Ils tablèrent une semaine sur la question. Ils abordèrent la question de la violence, des moyens qu’ils allaient mettre en oeuvre pour obtenir ce qu’ils désiraient. Jean proposait d’y aller avec des pistolets à billes factices, mais de très bonne facture, qu’il gardait chez lui, mais Léa s’y opposa. Selon elle, le risque était le même que l’arme soit réelle ou fausse, tant face à la police qu’à la justice. Dans ces conditions, autant avoir de quoi faire vraiment peur. Elle le persuada de poser la question à Maxence, ce qu’il fit sans trop y croire, persuadé qu’elle s’en remettait à un préjugé. Mais au contraire, le toxico lui lança un grand sourire et lui indiqua une somme démesurée, ainsi qu’un délai. Quelques jours plus tard, il se présentait chez eux – lui qui ne se déplaçait jamais chez ses clients – et posait sur la table un automatique Glock 19, emballé dans trois épaisseurs de papier-bulle et un sac de plastique. Il le sortit avec des gants de chirurgien et le présenta, ainsi que son chargeur. Jean ne savait pas quoi répondre. Léa se contenta de hocher la tête et de tendre à Maxence une liasse de billet.

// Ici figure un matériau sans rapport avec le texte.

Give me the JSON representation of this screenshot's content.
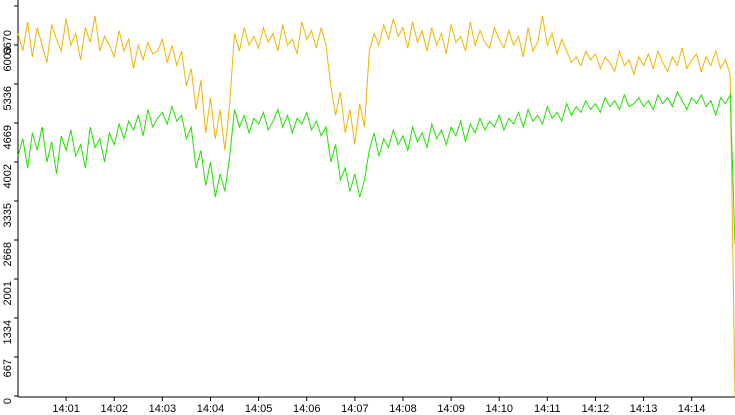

Puis, après son départ, elle annonça à Jean qu’elle avait trouvé leur cible. Après avoir inclus dans ses recherches les bureaux de change, les acheteurs d’or et tout les autres commerces traitant de grosses sommes d’argent en liquide. Un changeur avait ouvert à une centaine de mètre du nouveau centre commercial de Confluence, cette gigantesque boite pleine de vent qui avait poussé en face du nouveau conseil régional. Toute la zone était en friche depuis la destruction de l’ancien marché-gare, il n’y avait personne jusqu’aux premières lueurs du jour. D’après elle, la boutique ne comptait que deux employés, à horaires décalés. Ils échangeaient de grosses sommes, en différentes monnaies, assez pour partir loin, où ils le désireraient.

Ils avaient un plan. Ils avaient une arme. Ils avaient chacun l’autre. Et ils allaient attaquer une banque.